„Gott“ in den Kammerspielen der Josefstadt: Der Tod als letzte Freiheit
Julian Pölsler inszeniert Ferdinand von Schirachs „Gott“ in den Kammerspielen der Josefstadt: ein nachdenklicher Theaterabend über Sterbehilfe und den freien Willen.
Wien – Assistierter Suizid, ja oder nein? In der Pause darf das Publikum entscheiden – mittels einer Goldmünze, die, wahrscheinlich ungewollt, aber recht makaber an den Charonspfennig erinnert, der bis ins frühe Mittelalter Toten als Fährgeld in die Ewigkeit auf die Zunge gelegt wurde.
Die BesucherInnen der donnerstäglichen Premiere von Ferdinand von Schirachs „Gott“ votierten zustimmend: Richard Gärtner, dem kerngesunden 78-Jährigen, der nach dem qualvollen Krankenhaus-Krebstod seiner Frau keinen Sinn mehr in seiner Existenz sieht und, auch als inneren Auftrag der Verstorbenen, selbstbestimmt und freiwillig aus dem Leben scheiden will, soll dies rechtlich wie ethisch erlaubt sein.
Eine brisante Fragestellung, auch in Österreich, wo mit Jahresbeginn 2022 die Beihilfe zum Suizid laut Urteil des VfGH nicht mehr strafbar ist. Autor und Jurist Ferdinand von Schirach, der in seinen Büchern und im Theaterstück „Terror“ strittige ethische Themen bestsellertauglich zur Diskussion stellt, sieht „vier Damen, vier Herren“ vor sowie „sieben der acht Rollen können von Frauen oder Männern gespielt werden“. In den Kammerspielen der Josefstadt interpretiert man das anders und kreiert ein wahrhaft Schnitzler’sches Kollegium gestrenger Herren in mehr oder minder gepflegten Anzügen. Einzige stilistische Frivolität sind da wohl die Fastenzeit-violetten Socken des Bischofs, den Robert Meyer überzeugend als unumstößlichen Vertreter der Institution (katholische) Kirche gibt.

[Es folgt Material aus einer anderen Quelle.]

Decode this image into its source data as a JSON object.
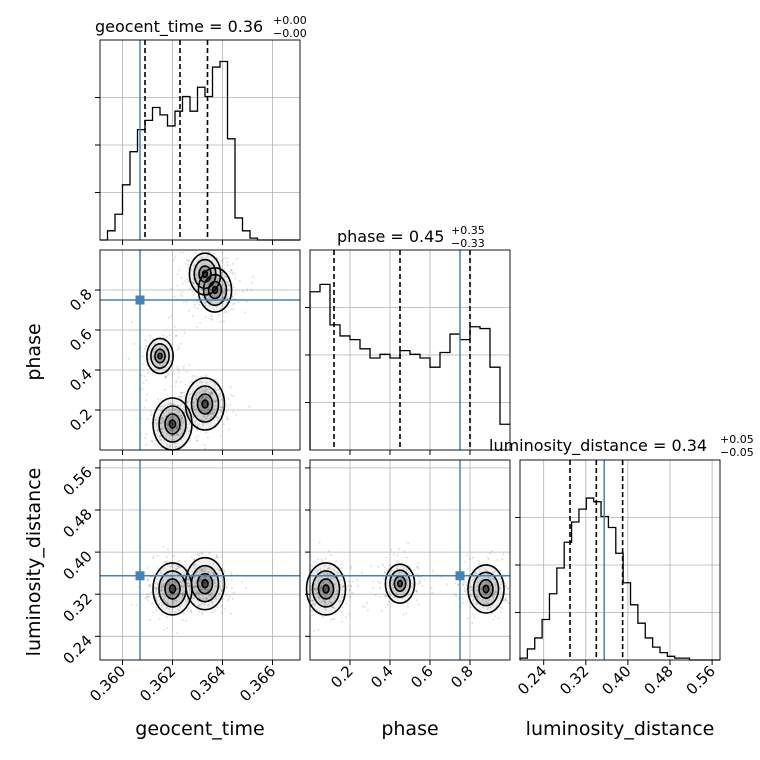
{
  "chart_data": {
    "type": "corner",
    "parameters": [
      "geocent_time",
      "phase",
      "luminosity_distance"
    ],
    "titles": [
      {
        "param": "geocent_time",
        "text": "geocent_time = 0.36",
        "plus": "+0.00",
        "minus": "−0.00"
      },
      {
        "param": "phase",
        "text": "phase = 0.45",
        "plus": "+0.35",
        "minus": "−0.33"
      },
      {
        "param": "luminosity_distance",
        "text": "luminosity_distance = 0.34",
        "plus": "+0.05",
        "minus": "−0.05"
      }
    ],
    "ranges": {
      "geocent_time": [
        0.3591,
        0.3671
      ],
      "phase": [
        0.0,
        1.0
      ],
      "luminosity_distance": [
        0.195,
        0.575
      ]
    },
    "ticks": {
      "geocent_time": [
        "0.360",
        "0.362",
        "0.364",
        "0.366"
      ],
      "phase": [
        "0.2",
        "0.4",
        "0.6",
        "0.8"
      ],
      "luminosity_distance": [
        "0.24",
        "0.32",
        "0.40",
        "0.48",
        "0.56"
      ]
    },
    "truths": {
      "geocent_time": 0.3607,
      "phase": 0.75,
      "luminosity_distance": 0.355
    },
    "quantiles": {
      "geocent_time": [
        0.3609,
        0.3623,
        0.3634
      ],
      "phase": [
        0.12,
        0.45,
        0.8
      ],
      "luminosity_distance": [
        0.29,
        0.34,
        0.39
      ]
    },
    "histograms": {
      "geocent_time": {
        "edges": [
          0.3591,
          0.3594,
          0.3597,
          0.36,
          0.3603,
          0.3606,
          0.3609,
          0.3612,
          0.3615,
          0.3618,
          0.3621,
          0.3624,
          0.3627,
          0.363,
          0.3633,
          0.3636,
          0.3639,
          0.3642,
          0.3645,
          0.3648,
          0.3651,
          0.3654,
          0.3657,
          0.366,
          0.3663,
          0.3666,
          0.3669,
          0.3671
        ],
        "counts": [
          0,
          0.05,
          0.14,
          0.3,
          0.48,
          0.6,
          0.65,
          0.72,
          0.68,
          0.62,
          0.7,
          0.78,
          0.7,
          0.83,
          0.78,
          0.94,
          0.97,
          0.55,
          0.12,
          0.05,
          0.01,
          0,
          0,
          0,
          0,
          0,
          0
        ]
      },
      "phase": {
        "edges": [
          0,
          0.05,
          0.1,
          0.15,
          0.2,
          0.25,
          0.3,
          0.35,
          0.4,
          0.45,
          0.5,
          0.55,
          0.6,
          0.65,
          0.7,
          0.75,
          0.8,
          0.85,
          0.9,
          0.95,
          1.0
        ],
        "counts": [
          0.86,
          0.9,
          0.68,
          0.62,
          0.6,
          0.55,
          0.5,
          0.52,
          0.5,
          0.54,
          0.52,
          0.5,
          0.45,
          0.53,
          0.63,
          0.6,
          0.67,
          0.66,
          0.45,
          0.14
        ]
      },
      "luminosity_distance": {
        "edges": [
          0.195,
          0.209,
          0.223,
          0.237,
          0.251,
          0.265,
          0.279,
          0.293,
          0.307,
          0.321,
          0.335,
          0.349,
          0.363,
          0.377,
          0.391,
          0.405,
          0.419,
          0.433,
          0.447,
          0.461,
          0.475,
          0.489,
          0.503,
          0.517,
          0.531,
          0.545,
          0.559,
          0.575
        ],
        "counts": [
          0.01,
          0.06,
          0.12,
          0.22,
          0.36,
          0.5,
          0.64,
          0.75,
          0.82,
          0.88,
          0.86,
          0.78,
          0.72,
          0.58,
          0.42,
          0.3,
          0.2,
          0.12,
          0.07,
          0.04,
          0.02,
          0.01,
          0.01,
          0,
          0,
          0,
          0
        ]
      }
    },
    "blobs_2d": {
      "geocent_time__phase": [
        {
          "x": 0.362,
          "y": 0.13,
          "w": 1.0
        },
        {
          "x": 0.3633,
          "y": 0.23,
          "w": 1.0
        },
        {
          "x": 0.3637,
          "y": 0.8,
          "w": 0.7
        },
        {
          "x": 0.3633,
          "y": 0.88,
          "w": 0.6
        },
        {
          "x": 0.3615,
          "y": 0.47,
          "w": 0.35
        }
      ],
      "geocent_time__luminosity_distance": [
        {
          "x": 0.362,
          "y": 0.33,
          "w": 1.0
        },
        {
          "x": 0.3633,
          "y": 0.34,
          "w": 1.0
        }
      ],
      "phase__luminosity_distance": [
        {
          "x": 0.08,
          "y": 0.33,
          "w": 1.0
        },
        {
          "x": 0.88,
          "y": 0.33,
          "w": 0.85
        },
        {
          "x": 0.45,
          "y": 0.34,
          "w": 0.5
        }
      ]
    },
    "truth_color": "#4682b4",
    "grid": true
  }
}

In dem auf die Bühne transferierten Ethikrat, in dem jeder Standesvertreter – neben Kirche auch Justiz und Ärzteschaft – Richard Gärtners Anliegen beleuchtet, brilliert vor allem Raphael von Bargen als dessen Anwalt. Ihm gelingt es, in diesem von Julian Pölslers bedachter Regie geleiteten, rechtschaffen trockenen Thesenstück immer wieder, im Zwiegespräch mit den jeweiligen Sachverständigen die Aufmerksamkeit zu fokussieren.

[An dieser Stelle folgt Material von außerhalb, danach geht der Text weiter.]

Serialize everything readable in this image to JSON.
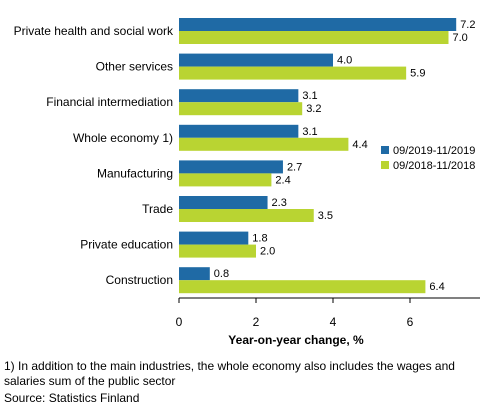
{
  "chart_data": {
    "type": "bar",
    "orientation": "horizontal",
    "categories": [
      "Private health and social work",
      "Other services",
      "Financial intermediation",
      "Whole economy 1)",
      "Manufacturing",
      "Trade",
      "Private education",
      "Construction"
    ],
    "series": [
      {
        "name": "09/2019-11/2019",
        "color": "#1f6aa5",
        "values": [
          7.2,
          4.0,
          3.1,
          3.1,
          2.7,
          2.3,
          1.8,
          0.8
        ],
        "labels": [
          "7.2",
          "4.0",
          "3.1",
          "3.1",
          "2.7",
          "2.3",
          "1.8",
          "0.8"
        ]
      },
      {
        "name": "09/2018-11/2018",
        "color": "#b9d432",
        "values": [
          7.0,
          5.9,
          3.2,
          4.4,
          2.4,
          3.5,
          2.0,
          6.4
        ],
        "labels": [
          "7.0",
          "5.9",
          "3.2",
          "4.4",
          "2.4",
          "3.5",
          "2.0",
          "6.4"
        ]
      }
    ],
    "xlabel": "Year-on-year change, %",
    "xlim": [
      0,
      7.8
    ],
    "xticks": [
      "0",
      "2",
      "4",
      "6"
    ],
    "grid": false,
    "legend_position": "right"
  },
  "footnote": "1) In addition to the main industries, the whole economy also includes the wages and salaries sum of the public sector",
  "source": "Source: Statistics Finland"
}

Damit geraten die Plädoyers nachvollziehbar, die Paul Matić als Jurist, Alexander Strömer als Ärztefunktionär sowie André Pohl und Michael König als Vertreter des Ethikrates halten. Martin Niedermair als Gärtners Augenarzt und Vertrauter hat eine etwas blasse Rolle, Hausherr Herbert Föttinger bewältigt sein äußerst kurzfristiges Einspringen als „Richard Gärtner“ für den verletzten Johannes Seilern würdig.
Schön anzusehen und stimmig sind die immer wieder den Bühnenhintergrund zierenden, Vergänglichkeit und Tod umkreisenden Porträtbilder des Südtiroler Künstlers Gotthard Bonell. Viel Applaus und beim Verlassen des Theaters vernehmbarer Nachbesprechungsbedarf beschließen die Aufführung.